Bangalore Rural District has about 75,000 job card holders under the Mahatma Gandhi National Rural Employment Guarantee (MNREGA) Act. However, only 3,411 have claimed jobs under the scheme so far in 2012-13.

This is the situation even as all four taluks of the district have been declared drought-hit and sowing has been completed on only 15 per cent of the total agricultural area of 65,000 hectares, and the stock of fodder is adequate only for 70 more days for the five lakh livestock in the district.

During a review of drought situation here on Monday, Labour Minister and district-in-charge minister, B.N. Bache Gowda admitted that the progress of the employment guarantee scheme was “unsatisfactory”.

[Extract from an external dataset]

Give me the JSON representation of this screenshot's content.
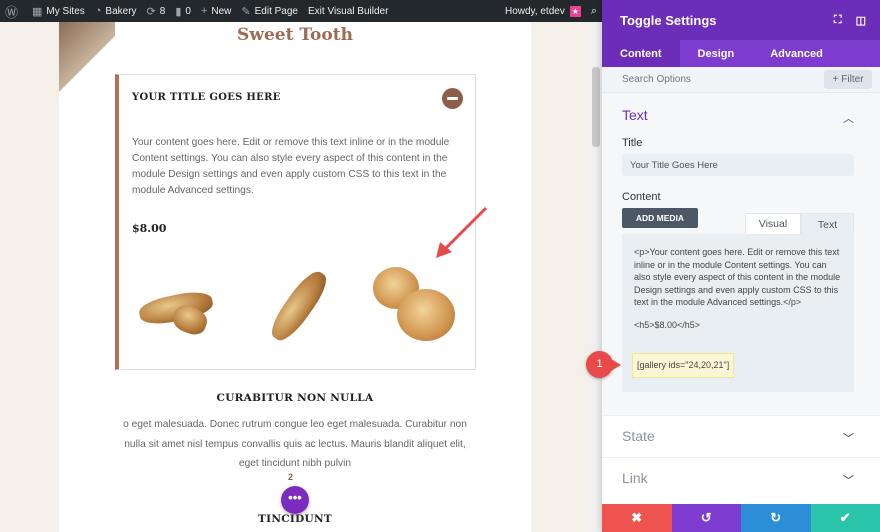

While proximity to Bangalore and the fact that workers prefer to travel to the city for better pay is an important reason for poor enthusiasm of MNREGA, curiously, the Minister said that elimination of middlemen could have also been a contributing factor since people are “yet to get used to the new system”.

He said that introduction of Electronic Fund Management System (EFMS), which transfers wages directly to the workers’ account without intervention of middlemen, had resulted in nobody “taking the initiative” to mobilise people. “We are launching an awareness drive in all panchayats involving people’s representatives and are sure to generate more jobs in the months to come,” said the Minister.

On the drinking water scarcity, he said that a decision had been taken to sink more borewells giving a goby to the tendering process because it was an emergency situation one could not afford to wait for a long-drawn process. The Minister said that several goshalas had been opened and request made to sink borewells near all of them.